Thursday, September 15, 2011

TED Spread: Seems Like Old Times

Because I am not a debt guy but an equity guy, I spent little or no time monitoring the condition of the credit market until the middle of September 2008.

Due to the credit-market freeze that became apparent even to the likes of me at that time, however, I have been tracking its condition on a daily basis since then.

My primary metric for doing so is the TED spread, which is the difference between the three-month U.S. Treasury-bill interest rate and the three-month London interbank offered rate (LIBOR). The acronym is a historical artifact derived from T-bill and ED, the ticker symbol for the Eurodollar futures contract formerly employed in the place now occupied by the LIBOR.

Although I personally am content with the TED spread, Matt Phillips of The Wall Street Journal covered a handful of other helpful credit-market metrics in his "Credit Stress Gauges: Just How Bad is It Out There?" when the credit market experienced a period of distress last year.

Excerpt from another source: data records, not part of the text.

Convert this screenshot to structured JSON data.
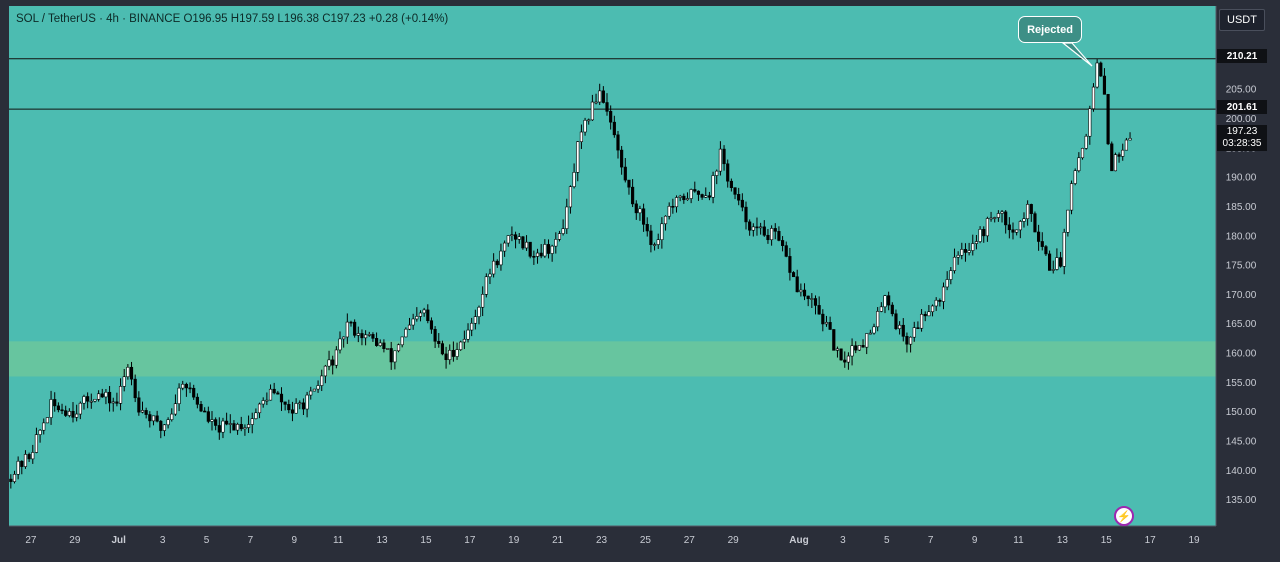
{
  "header": {
    "symbol_line": "SOL / TetherUS · 4h · BINANCE  O196.95  H197.59  L196.38  C197.23  +0.28 (+0.14%)"
  },
  "currency": "USDT",
  "annotation": {
    "label": "Rejected"
  },
  "price_tags": {
    "resistance_high": "210.21",
    "resistance_low": "201.61",
    "last_price": "197.23",
    "countdown": "03:28:35"
  },
  "colors": {
    "background": "#4cbcb1",
    "support_zone": "#6cc79c",
    "candle_up_body": "#ffffff",
    "candle_down_body": "#000000",
    "accent_purple": "#9c27b0"
  },
  "icons": {
    "alert": "lightning-icon"
  },
  "chart_data": {
    "type": "candlestick",
    "title": "",
    "xlabel": "",
    "ylabel": "",
    "ylim": [
      130.5,
      219.2
    ],
    "yticks": [
      135,
      140,
      145,
      150,
      155,
      160,
      165,
      170,
      175,
      180,
      185,
      190,
      195,
      200,
      205
    ],
    "x_date_range": [
      "2024-06-26",
      "2024-08-20"
    ],
    "xticks": [
      {
        "label": "27",
        "date": "2024-06-27"
      },
      {
        "label": "29",
        "date": "2024-06-29"
      },
      {
        "label": "Jul",
        "date": "2024-07-01"
      },
      {
        "label": "3",
        "date": "2024-07-03"
      },
      {
        "label": "5",
        "date": "2024-07-05"
      },
      {
        "label": "7",
        "date": "2024-07-07"
      },
      {
        "label": "9",
        "date": "2024-07-09"
      },
      {
        "label": "11",
        "date": "2024-07-11"
      },
      {
        "label": "13",
        "date": "2024-07-13"
      },
      {
        "label": "15",
        "date": "2024-07-15"
      },
      {
        "label": "17",
        "date": "2024-07-17"
      },
      {
        "label": "19",
        "date": "2024-07-19"
      },
      {
        "label": "21",
        "date": "2024-07-21"
      },
      {
        "label": "23",
        "date": "2024-07-23"
      },
      {
        "label": "25",
        "date": "2024-07-25"
      },
      {
        "label": "27",
        "date": "2024-07-27"
      },
      {
        "label": "29",
        "date": "2024-07-29"
      },
      {
        "label": "Aug",
        "date": "2024-08-01"
      },
      {
        "label": "3",
        "date": "2024-08-03"
      },
      {
        "label": "5",
        "date": "2024-08-05"
      },
      {
        "label": "7",
        "date": "2024-08-07"
      },
      {
        "label": "9",
        "date": "2024-08-09"
      },
      {
        "label": "11",
        "date": "2024-08-11"
      },
      {
        "label": "13",
        "date": "2024-08-13"
      },
      {
        "label": "15",
        "date": "2024-08-15"
      },
      {
        "label": "17",
        "date": "2024-08-17"
      },
      {
        "label": "19",
        "date": "2024-08-19"
      }
    ],
    "horizontal_lines": [
      210.21,
      201.61
    ],
    "support_zone": [
      156.0,
      162.0
    ],
    "price_path": [
      [
        "2024-06-26",
        138.5
      ],
      [
        "2024-06-27",
        142.5
      ],
      [
        "2024-06-28",
        151.0
      ],
      [
        "2024-06-29",
        150.0
      ],
      [
        "2024-06-30",
        153.0
      ],
      [
        "2024-07-01",
        151.5
      ],
      [
        "2024-07-01T12",
        158.0
      ],
      [
        "2024-07-02",
        151.0
      ],
      [
        "2024-07-03",
        147.0
      ],
      [
        "2024-07-03T12",
        150.0
      ],
      [
        "2024-07-04",
        155.5
      ],
      [
        "2024-07-05",
        149.5
      ],
      [
        "2024-07-05T12",
        147.0
      ],
      [
        "2024-07-06",
        147.5
      ],
      [
        "2024-07-07",
        148.0
      ],
      [
        "2024-07-08",
        153.5
      ],
      [
        "2024-07-09",
        150.0
      ],
      [
        "2024-07-10",
        153.0
      ],
      [
        "2024-07-10T12",
        157.5
      ],
      [
        "2024-07-11",
        159.5
      ],
      [
        "2024-07-11T12",
        165.0
      ],
      [
        "2024-07-12",
        163.5
      ],
      [
        "2024-07-13",
        161.5
      ],
      [
        "2024-07-13T12",
        159.0
      ],
      [
        "2024-07-14",
        163.0
      ],
      [
        "2024-07-15",
        167.0
      ],
      [
        "2024-07-15T12",
        162.0
      ],
      [
        "2024-07-16",
        159.0
      ],
      [
        "2024-07-17",
        163.5
      ],
      [
        "2024-07-17T12",
        168.5
      ],
      [
        "2024-07-18",
        174.0
      ],
      [
        "2024-07-18T12",
        177.0
      ],
      [
        "2024-07-19",
        180.5
      ],
      [
        "2024-07-20",
        177.0
      ],
      [
        "2024-07-21",
        178.5
      ],
      [
        "2024-07-21T12",
        184.0
      ],
      [
        "2024-07-22",
        195.0
      ],
      [
        "2024-07-22T12",
        200.5
      ],
      [
        "2024-07-23",
        205.0
      ],
      [
        "2024-07-23T12",
        200.0
      ],
      [
        "2024-07-24",
        191.5
      ],
      [
        "2024-07-24T12",
        186.0
      ],
      [
        "2024-07-25",
        182.5
      ],
      [
        "2024-07-25T12",
        178.0
      ],
      [
        "2024-07-26",
        184.0
      ],
      [
        "2024-07-27",
        187.0
      ],
      [
        "2024-07-28",
        187.5
      ],
      [
        "2024-07-28T12",
        194.0
      ],
      [
        "2024-07-29",
        188.0
      ],
      [
        "2024-07-29T12",
        184.0
      ],
      [
        "2024-07-30",
        181.0
      ],
      [
        "2024-07-31",
        180.0
      ],
      [
        "2024-07-31T12",
        176.0
      ],
      [
        "2024-08-01",
        171.0
      ],
      [
        "2024-08-02",
        167.0
      ],
      [
        "2024-08-02T12",
        163.0
      ],
      [
        "2024-08-03",
        158.0
      ],
      [
        "2024-08-03T12",
        161.0
      ],
      [
        "2024-08-04",
        162.0
      ],
      [
        "2024-08-04T12",
        164.0
      ],
      [
        "2024-08-05",
        170.5
      ],
      [
        "2024-08-05T12",
        165.0
      ],
      [
        "2024-08-06",
        162.0
      ],
      [
        "2024-08-07",
        168.0
      ],
      [
        "2024-08-07T12",
        169.5
      ],
      [
        "2024-08-08",
        175.0
      ],
      [
        "2024-08-09",
        179.0
      ],
      [
        "2024-08-09T12",
        181.0
      ],
      [
        "2024-08-10",
        184.0
      ],
      [
        "2024-08-11",
        181.0
      ],
      [
        "2024-08-11T12",
        184.5
      ],
      [
        "2024-08-12",
        180.0
      ],
      [
        "2024-08-12T12",
        175.0
      ],
      [
        "2024-08-13",
        175.5
      ],
      [
        "2024-08-13T12",
        190.0
      ],
      [
        "2024-08-14",
        195.0
      ],
      [
        "2024-08-14T08",
        201.0
      ],
      [
        "2024-08-14T16",
        209.0
      ],
      [
        "2024-08-15",
        204.0
      ],
      [
        "2024-08-15T04",
        196.0
      ],
      [
        "2024-08-15T08",
        192.0
      ],
      [
        "2024-08-15T16",
        194.0
      ],
      [
        "2024-08-16",
        197.23
      ]
    ],
    "last_price": 197.23
  }
}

Based on my interpretation of Bloomberg.com's TED spread charts, the closing spread has more than doubled in less than seven weeks, as it has risen to about 0.35% (or 34.91 basis points) yesterday from about 0.16% (or 16.40 bps) on July 29.

By way of background, the closing spread spiked to its all-time high of about 4.64% (or 463.62 bps) on Oct. 10, 2008. Therefore, the credit crunch now does not appear to be in the same league as the credit crunch then. Yet.

However, the European Central Bank's (ECB's) announcement today that it will conduct three U.S.-dollar liquidity-providing operations by the end of the year -- in coordination with the Federal Reserve, Bank of England, Bank of Japan, and Swiss National Bank -- indicates to me credit conditions could get worse before they get better.

In one plausible scenario, the ECB's operations could serve as coping mechanisms for financial institutions that are affected by the widely assumed coming default on debt issued by the government of Greece.

As a financial-market wag once observed, the credit market is anything but LIBORing.